No dia 16 de novembro de 1957, Bernice Worden, a dona da loja de ferragens de Plainfield,desapareceu. Um residente de Plainfield relatou que o caminhão da loja havia sido retirado da parte traseira do edifício por volta das 9h30 da manhã, a loja ficou fechada durante o dia todo; alguns residentes locais acreditavam que era devido temporada de caça de cervos. O filho de Bernice, o delegado xerife Frank Worden, entrou na loja em torno de 17h e encontrou a caixa registradora aberta e manchas de sangue no chão, o delegado disse aos investigadores que Ed Gein esteve na loja na noite anterior ao desaparecimento da sua mãe e que ele retornaria na manhã seguinte para um galão de anticongelante. Um recibo de vendas para um galão de anticongelante foi o último recibo escrito por Worden na manhã em que ela desapareceu. Na noite do mesmo dia, Gein foi preso e, o Departamento de Xerife de Waushara County fez buscas na sua fazenda.
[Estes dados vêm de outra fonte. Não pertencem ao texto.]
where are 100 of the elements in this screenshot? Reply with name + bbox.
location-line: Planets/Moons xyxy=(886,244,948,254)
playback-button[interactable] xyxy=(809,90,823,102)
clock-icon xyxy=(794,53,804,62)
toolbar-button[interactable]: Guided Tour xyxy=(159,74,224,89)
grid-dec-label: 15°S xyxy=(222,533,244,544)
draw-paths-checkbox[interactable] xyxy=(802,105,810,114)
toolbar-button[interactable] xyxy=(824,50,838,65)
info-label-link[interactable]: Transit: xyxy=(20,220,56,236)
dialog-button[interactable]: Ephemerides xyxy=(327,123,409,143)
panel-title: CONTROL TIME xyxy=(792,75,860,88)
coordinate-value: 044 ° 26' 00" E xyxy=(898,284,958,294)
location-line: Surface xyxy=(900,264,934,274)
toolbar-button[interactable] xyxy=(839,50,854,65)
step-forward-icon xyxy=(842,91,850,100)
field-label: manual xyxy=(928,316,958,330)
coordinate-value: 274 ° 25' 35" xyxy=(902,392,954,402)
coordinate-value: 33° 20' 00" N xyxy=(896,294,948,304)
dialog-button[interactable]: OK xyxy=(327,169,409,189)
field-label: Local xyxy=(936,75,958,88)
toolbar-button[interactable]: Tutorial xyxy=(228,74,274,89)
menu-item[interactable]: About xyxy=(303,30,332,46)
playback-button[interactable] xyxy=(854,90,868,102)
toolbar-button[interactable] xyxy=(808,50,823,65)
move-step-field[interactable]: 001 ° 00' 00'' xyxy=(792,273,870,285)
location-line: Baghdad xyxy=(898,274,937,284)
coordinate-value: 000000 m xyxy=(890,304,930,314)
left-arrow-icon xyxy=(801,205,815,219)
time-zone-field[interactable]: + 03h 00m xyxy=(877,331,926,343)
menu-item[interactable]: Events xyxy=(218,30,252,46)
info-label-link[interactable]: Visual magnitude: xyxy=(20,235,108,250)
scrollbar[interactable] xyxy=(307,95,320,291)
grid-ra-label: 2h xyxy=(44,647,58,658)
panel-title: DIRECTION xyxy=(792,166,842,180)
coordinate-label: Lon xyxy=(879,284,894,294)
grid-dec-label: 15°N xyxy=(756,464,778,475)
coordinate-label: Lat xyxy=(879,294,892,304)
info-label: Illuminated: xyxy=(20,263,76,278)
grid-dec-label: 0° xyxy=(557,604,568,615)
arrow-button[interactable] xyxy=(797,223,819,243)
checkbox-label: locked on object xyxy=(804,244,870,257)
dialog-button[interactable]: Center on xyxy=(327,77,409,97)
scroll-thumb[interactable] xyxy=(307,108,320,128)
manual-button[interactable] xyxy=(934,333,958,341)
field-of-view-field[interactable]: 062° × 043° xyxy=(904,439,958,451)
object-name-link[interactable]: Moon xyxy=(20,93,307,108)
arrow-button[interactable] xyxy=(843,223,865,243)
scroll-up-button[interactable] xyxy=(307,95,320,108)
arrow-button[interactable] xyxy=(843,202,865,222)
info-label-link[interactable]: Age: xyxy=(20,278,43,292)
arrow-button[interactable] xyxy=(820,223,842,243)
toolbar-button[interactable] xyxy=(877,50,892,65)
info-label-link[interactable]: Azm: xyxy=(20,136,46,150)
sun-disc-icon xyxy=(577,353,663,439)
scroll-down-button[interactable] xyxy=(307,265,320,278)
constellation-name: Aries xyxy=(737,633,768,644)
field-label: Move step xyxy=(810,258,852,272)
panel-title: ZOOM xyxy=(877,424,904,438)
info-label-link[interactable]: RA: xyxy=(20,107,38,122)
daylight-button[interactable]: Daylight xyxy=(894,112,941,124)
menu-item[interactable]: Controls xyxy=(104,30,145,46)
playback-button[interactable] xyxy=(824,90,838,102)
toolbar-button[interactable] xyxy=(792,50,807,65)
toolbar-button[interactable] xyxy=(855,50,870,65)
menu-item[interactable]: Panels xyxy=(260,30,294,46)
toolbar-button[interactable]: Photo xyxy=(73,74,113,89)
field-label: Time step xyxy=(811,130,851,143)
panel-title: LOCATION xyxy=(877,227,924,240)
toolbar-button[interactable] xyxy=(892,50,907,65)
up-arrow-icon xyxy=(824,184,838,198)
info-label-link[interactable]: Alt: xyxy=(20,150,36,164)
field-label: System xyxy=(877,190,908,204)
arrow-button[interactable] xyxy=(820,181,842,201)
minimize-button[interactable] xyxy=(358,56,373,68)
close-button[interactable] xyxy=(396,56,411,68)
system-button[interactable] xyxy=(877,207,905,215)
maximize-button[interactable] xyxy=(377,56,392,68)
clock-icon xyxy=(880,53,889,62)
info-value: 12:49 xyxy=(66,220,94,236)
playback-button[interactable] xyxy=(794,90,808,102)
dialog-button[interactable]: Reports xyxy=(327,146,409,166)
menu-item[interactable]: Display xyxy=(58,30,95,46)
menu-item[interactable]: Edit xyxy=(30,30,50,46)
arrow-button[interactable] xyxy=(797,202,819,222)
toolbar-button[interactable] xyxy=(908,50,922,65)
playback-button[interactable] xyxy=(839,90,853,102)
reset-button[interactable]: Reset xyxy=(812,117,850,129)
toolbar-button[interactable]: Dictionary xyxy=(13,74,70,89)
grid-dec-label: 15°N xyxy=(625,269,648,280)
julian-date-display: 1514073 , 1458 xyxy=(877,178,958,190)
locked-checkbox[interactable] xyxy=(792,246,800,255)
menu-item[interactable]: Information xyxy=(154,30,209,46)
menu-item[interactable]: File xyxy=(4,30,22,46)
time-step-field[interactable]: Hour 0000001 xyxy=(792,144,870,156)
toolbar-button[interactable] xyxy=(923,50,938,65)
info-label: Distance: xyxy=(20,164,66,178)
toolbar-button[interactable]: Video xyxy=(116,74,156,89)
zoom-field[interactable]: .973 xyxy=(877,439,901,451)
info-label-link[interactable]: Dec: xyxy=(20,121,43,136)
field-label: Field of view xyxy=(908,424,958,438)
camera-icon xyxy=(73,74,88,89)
Um delegado descobriu o corpo decapitado de Worden em um galpão (celeiro) na propriedade de Gein, estripada e pendurada de cabeça para baixo pelas pernas com uma barra em seus tornozelos e cordas nos pulsos. O tronco estava "vestido como um cervo", ela foi baleada com um rifle calibre 22 e mutilações foram feitas após a sua morte.